The European Superstock 1000 Championship, formerly FIM Superstock 1000 Cup or Superstock 1000 FIM Cup, was a supporting class to the Superbike World Championship.

Overview
The series was introduced in 1999 as a European championship and in October 2004 became the Superstock 1000 FIM Cup. It was classified as a FIM Prize. For 2017, the FIM CEV European Superbike Championship was discontinued and the FIM Cup was renamed European Superstock 1000 Championship, with its status changed back to European championship. The series was closed at the end of the 2018 season.
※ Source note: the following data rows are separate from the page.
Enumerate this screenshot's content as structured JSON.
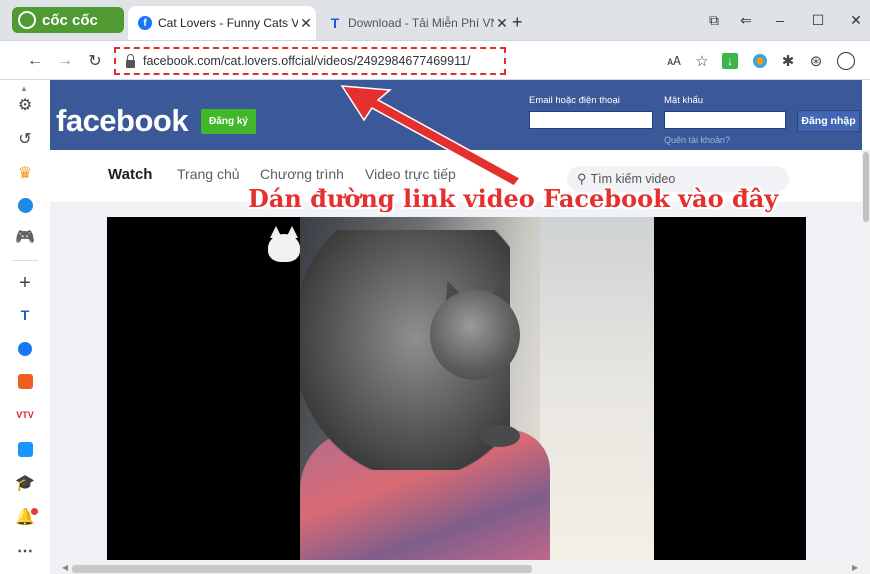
{
  "browser": {
    "brand_label": "cốc cốc",
    "tabs": [
      {
        "label": "Cat Lovers - Funny Cats Vide",
        "active": true
      },
      {
        "label": "Download - Tải Miễn Phí VN",
        "active": false
      }
    ],
    "new_tab_glyph": "+",
    "url": "facebook.com/cat.lovers.offcial/videos/2492984677469911/"
  },
  "facebook": {
    "logo": "facebook",
    "signup_label": "Đăng ký",
    "email_label": "Email hoặc điện thoại",
    "password_label": "Mật khẩu",
    "forgot_label": "Quên tài khoản?",
    "login_label": "Đăng nhập",
    "nav": {
      "watch": "Watch",
      "home": "Trang chủ",
      "programs": "Chương trình",
      "live": "Video trực tiếp"
    },
    "search_placeholder": "Tìm kiếm video"
  },
  "annotation": {
    "text": "Dán đường link video Facebook vào đây",
    "color": "#e53030"
  },
  "colors": {
    "facebook_blue": "#3b5998",
    "coccoc_green": "#4f9a31",
    "signup_green": "#42b72a"
  }
}
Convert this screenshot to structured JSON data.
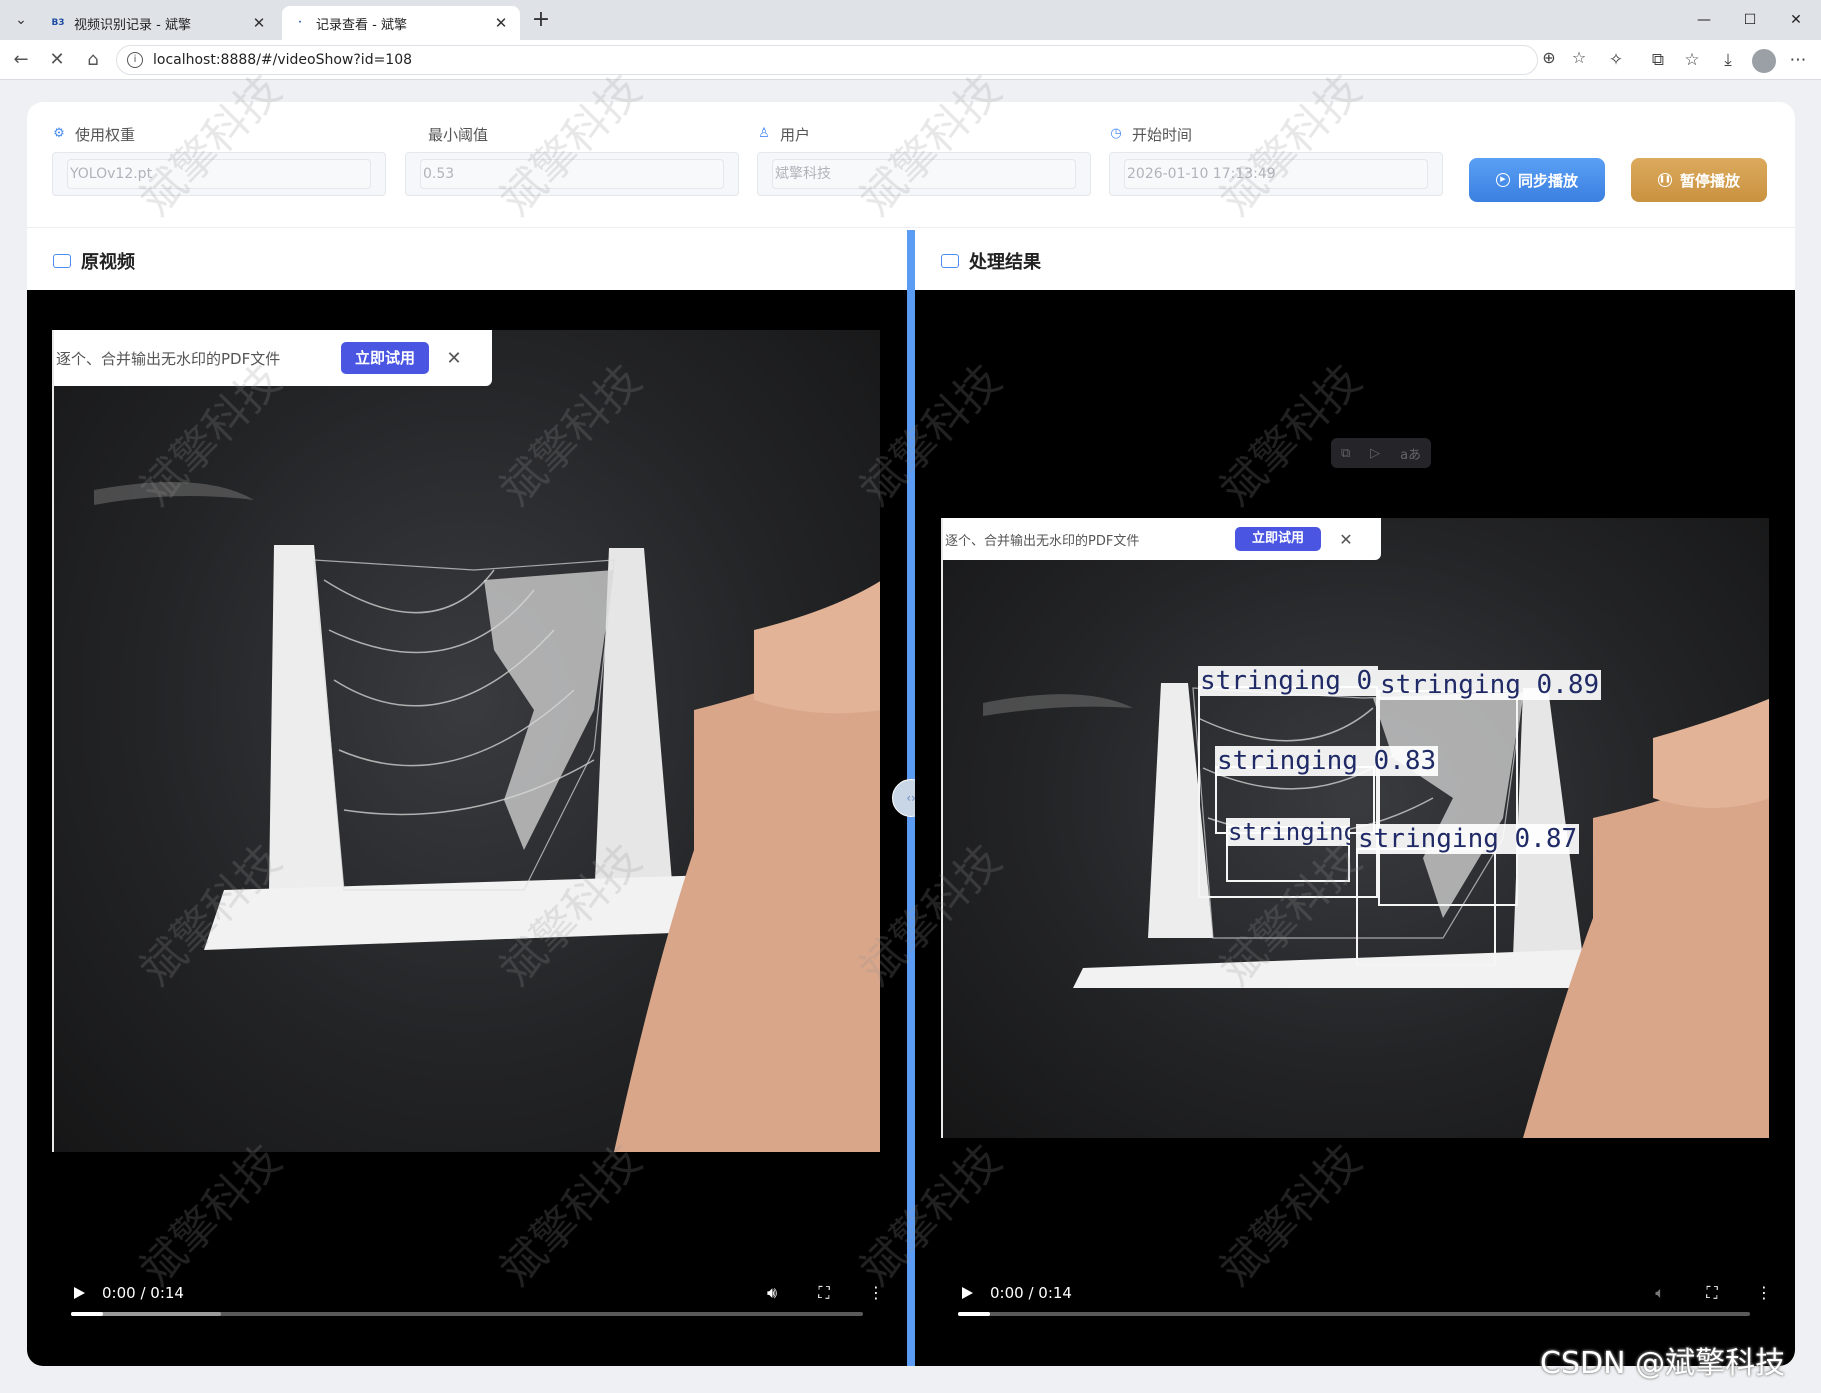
{
  "browser": {
    "tabs": [
      {
        "title": "视频识别记录 - 斌擎",
        "favicon": "B3",
        "active": false
      },
      {
        "title": "记录查看 - 斌擎",
        "favicon": "·",
        "active": true
      }
    ],
    "url": "localhost:8888/#/videoShow?id=108",
    "icons": [
      "back-icon",
      "reload-icon",
      "home-icon",
      "zoom-icon",
      "star-icon",
      "extensions-icon",
      "split-screen-icon",
      "favorites-icon",
      "downloads-icon",
      "profile-icon",
      "more-icon"
    ]
  },
  "filters": {
    "weight": {
      "label": "使用权重",
      "value": "YOLOv12.pt"
    },
    "threshold": {
      "label": "最小阈值",
      "value": "0.53"
    },
    "user": {
      "label": "用户",
      "value": "斌擎科技"
    },
    "start_time": {
      "label": "开始时间",
      "value": "2026-01-10 17:13:49"
    }
  },
  "actions": {
    "sync_play": "同步播放",
    "pause_play": "暂停播放"
  },
  "panels": {
    "original": {
      "title": "原视频"
    },
    "result": {
      "title": "处理结果"
    }
  },
  "ad_overlay": {
    "text": "逐个、合并输出无水印的PDF文件",
    "button": "立即试用",
    "close": "✕"
  },
  "detections": [
    {
      "label": "stringing 0.8",
      "color": "#f5f5f5"
    },
    {
      "label": "stringing 0.89",
      "color": "#f5f5f5"
    },
    {
      "label": "stringing 0.83",
      "color": "#f5f5f5"
    },
    {
      "label": "stringing 0.7",
      "color": "#f5f5f5"
    },
    {
      "label": "stringing 0.87",
      "color": "#f5f5f5"
    }
  ],
  "player": {
    "left": {
      "time": "0:00 / 0:14",
      "progress": 0.04,
      "buffered": 0.19
    },
    "right": {
      "time": "0:00 / 0:14",
      "progress": 0.04,
      "buffered": 0.04
    }
  },
  "watermark_text": "斌擎科技",
  "footer_credit": "CSDN @斌擎科技",
  "colors": {
    "accent": "#4a8df0",
    "sync_button": "#3b7fe0",
    "pause_button": "#c99240",
    "splitter": "#5b9bf3"
  }
}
The championship was organized and promoted as its parent series by FGSport (renamed Infront Motor Sports in 2008) until 2012, and by Dorna since 2013 season to its closure.

Regulations

Technical regulations
Much the same as the Superbike World Championship but all the bikes were much closer stock to spec and there was an age restriction on riders. FIM Superstock 1000 motorcycles were allowed modifications more aimed at safety and crash survivability/repairability than outright performance such as fiberglass silhouette bodywork with fluid retention capabilities and improved hand and foot controls. FIM Superstock 1000 motorcycles were allowed performance modifications such as brake pads and discs, chaindrive systems, exhaust systems, fork internals and rear shock absorbers.

Sporting regulations
At his inception, the series was restricted to riders aged from 16 to 24; the upper limit was raised to 26 in 2011, and to 28 in 2015.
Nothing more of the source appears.